Growing up was already hard enough. Now kids are also facing the prospect of living with rising temperatures, ferocious floods, and an unstable climate for the rest of their lives.
The largest study of its kind shows that the environmental crisis is causing widespread psychological distress for young people across the globe. In a paper released Tuesday, researchers from the United States, United Kingdom, and Finland found that 45 percent of teens and young adults say climate anxiety is affecting their daily lives and ability to function. It’s the first study to suggest that young people’s emotional distress is strongly linked to their governments’ failure to respond.
“This study paints a horrific picture of widespread climate anxiety in our children and young people,” said Caroline Hickman, a co-author and a researcher at the University of Bath in the United Kingdom, in a statement.
Three-quarters of those surveyed said that the “future is frightening,” with more than half believing that “humanity is doomed.” Nearly 4 in 10 said that they are hesitant to have children.

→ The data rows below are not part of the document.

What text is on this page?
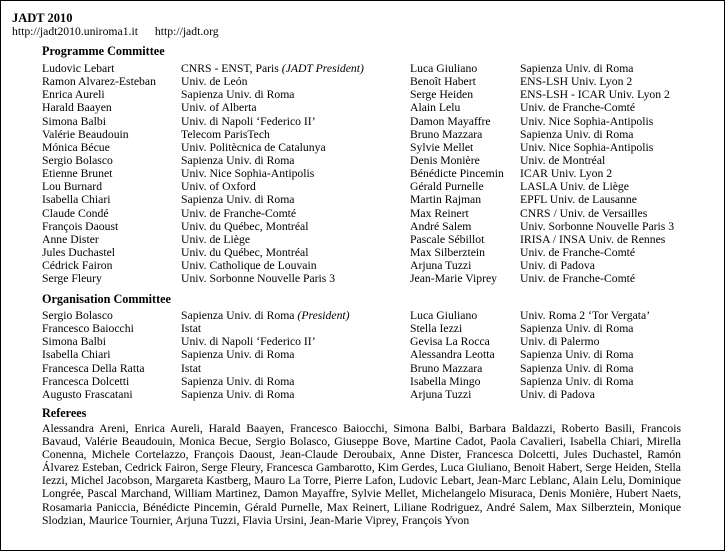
JADT 2010
http://jadt2010.uniroma1.it http://jadt.org
Programme Committee
Ludovic Lebart	CNRS - ENST, Paris (JADT President)	Luca Giuliano	Sapienza Univ. di Roma
Ramon Alvarez-Esteban	Univ. de León	Benoît Habert	ENS-LSH Univ. Lyon 2
Enrica Aureli	Sapienza Univ. di Roma	Serge Heiden	ENS-LSH - ICAR Univ. Lyon 2
Harald Baayen	Univ. of Alberta	Alain Lelu	Univ. de Franche-Comté
Simona Balbi	Univ. di Napoli ‘Federico II’	Damon Mayaffre	Univ. Nice Sophia-Antipolis
Valérie Beaudouin	Telecom ParisTech	Bruno Mazzara	Sapienza Univ. di Roma
Mónica Bécue	Univ. Politècnica de Catalunya	Sylvie Mellet	Univ. Nice Sophia-Antipolis
Sergio Bolasco	Sapienza Univ. di Roma	Denis Monière	Univ. de Montréal
Etienne Brunet	Univ. Nice Sophia-Antipolis	Bénédicte Pincemin	ICAR Univ. Lyon 2
Lou Burnard	Univ. of Oxford	Gérald Purnelle	LASLA Univ. de Liège
Isabella Chiari	Sapienza Univ. di Roma	Martin Rajman	EPFL Univ. de Lausanne
Claude Condé	Univ. de Franche-Comté	Max Reinert	CNRS / Univ. de Versailles
François Daoust	Univ. du Québec, Montréal	André Salem	Univ. Sorbonne Nouvelle Paris 3
Anne Dister	Univ. de Liège	Pascale Sébillot	IRISA / INSA Univ. de Rennes
Jules Duchastel	Univ. du Québec, Montréal	Max Silberztein	Univ. de Franche-Comté
Cédrick Fairon	Univ. Catholique de Louvain	Arjuna Tuzzi	Univ. di Padova
Serge Fleury	Univ. Sorbonne Nouvelle Paris 3	Jean-Marie Viprey	Univ. de Franche-Comté
Organisation Committee
Sergio Bolasco	Sapienza Univ. di Roma (President)	Luca Giuliano	Univ. Roma 2 ‘Tor Vergata’
Francesco Baiocchi	Istat	Stella Iezzi	Sapienza Univ. di Roma
Simona Balbi	Univ. di Napoli ‘Federico II’	Gevisa La Rocca	Univ. di Palermo
Isabella Chiari	Sapienza Univ. di Roma	Alessandra Leotta	Sapienza Univ. di Roma
Francesca Della Ratta	Istat	Bruno Mazzara	Sapienza Univ. di Roma
Francesca Dolcetti	Sapienza Univ. di Roma	Isabella Mingo	Sapienza Univ. di Roma
Augusto Frascatani	Sapienza Univ. di Roma	Arjuna Tuzzi	Univ. di Padova
Referees
Alessandra Areni, Enrica Aureli, Harald Baayen, Francesco Baiocchi, Simona Balbi, Barbara Baldazzi, Roberto Basili, Francois Bavaud, Valérie Beaudouin, Monica Becue, Sergio Bolasco, Giuseppe Bove, Martine Cadot, Paola Cavalieri, Isabella Chiari, Mirella Conenna, Michele Cortelazzo, François Daoust, Jean-Claude Deroubaix, Anne Dister, Francesca Dolcetti, Jules Duchastel, Ramón Álvarez Esteban, Cedrick Fairon, Serge Fleury, Francesca Gambarotto, Kim Gerdes, Luca Giuliano, Benoit Habert, Serge Heiden, Stella Iezzi, Michel Jacobson, Margareta Kastberg, Mauro La Torre, Pierre Lafon, Ludovic Lebart, Jean-Marc Leblanc, Alain Lelu, Dominique Longrée, Pascal Marchand, William Martinez, Damon Mayaffre, Sylvie Mellet, Michelangelo Misuraca, Denis Monière, Hubert Naets, Rosamaria Paniccia, Bénédicte Pincemin, Gérald Purnelle, Max Reinert, Liliane Rodriguez, André Salem, Max Silberztein, Monique Slodzian, Maurice Tournier, Arjuna Tuzzi, Flavia Ursini, Jean-Marie Viprey, François Yvon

The study, under peer review in the journal Lancet Planetary Health, surveyed 10,000 people between the ages of 16 to 25 in February and March this year. The respondents came from 10 countries: Australia, Brazil, Finland, France, India, Nigeria, the Philippines, Portugal, the U.K., and the U.S. Researchers found that concern about climate change was concentrated more heavily in poorer countries, which have contributed the least to the greenhouse gas emissions heating up the planet. In the Philippines, for example, 92 percent agreed that the future was frightening, compared with 68 percent in the United States.
Some 58 percent of those surveyed said that their governments are betraying them and future generations. That number was particularly high, 77 percent, in Brazil, where deforestation and fire in the Amazon rainforest have risen under President Jair Bolsonaro.
The results lend credence to lawsuits in which young people have taken their governments to court over climate change, arguing that political leaders have failed to protect their futures and their right to a healthy environment. Because government inaction is so psychologically damaging, the report argues, it could be considered a violation of human rights. Young activists in Germany saw some success with this logic earlier this year. In April, the country’s highest court said that parts of Germany’s emissions reductions laws were unconstitutional since the goals were too vague and offloaded the burden onto younger generations.
The study uses “climate anxiety” as a catch-all to describe the many emotions that people feel when confronted with the facts about climate change: worry, fear, anger, grief, despair, guilt, even hope. These feelings, the authors write, are a rational response. But they are often disregarded by others: Among the 81 percent of respondents who said they talked to people about their concerns, nearly half said they were ignored or dismissed.
And while climate anxiety is often seen as a personal problem with an individual solution (“take action!”), the study suggests that action really needs to come from those in power.
“I grew up being afraid of drowning in my own bedroom,” said Mitzi Tan, a 23-year-old from the Philippines, in a statement accompanying the study. “Society tells me that this anxiety is an irrational fear that needs to be overcome — one that meditation and healthy coping mechanisms will ‘fix.’ At its root, our climate anxiety comes from this deep-set feeling of betrayal because of government inaction. To truly address our growing climate anxiety, we need justice.”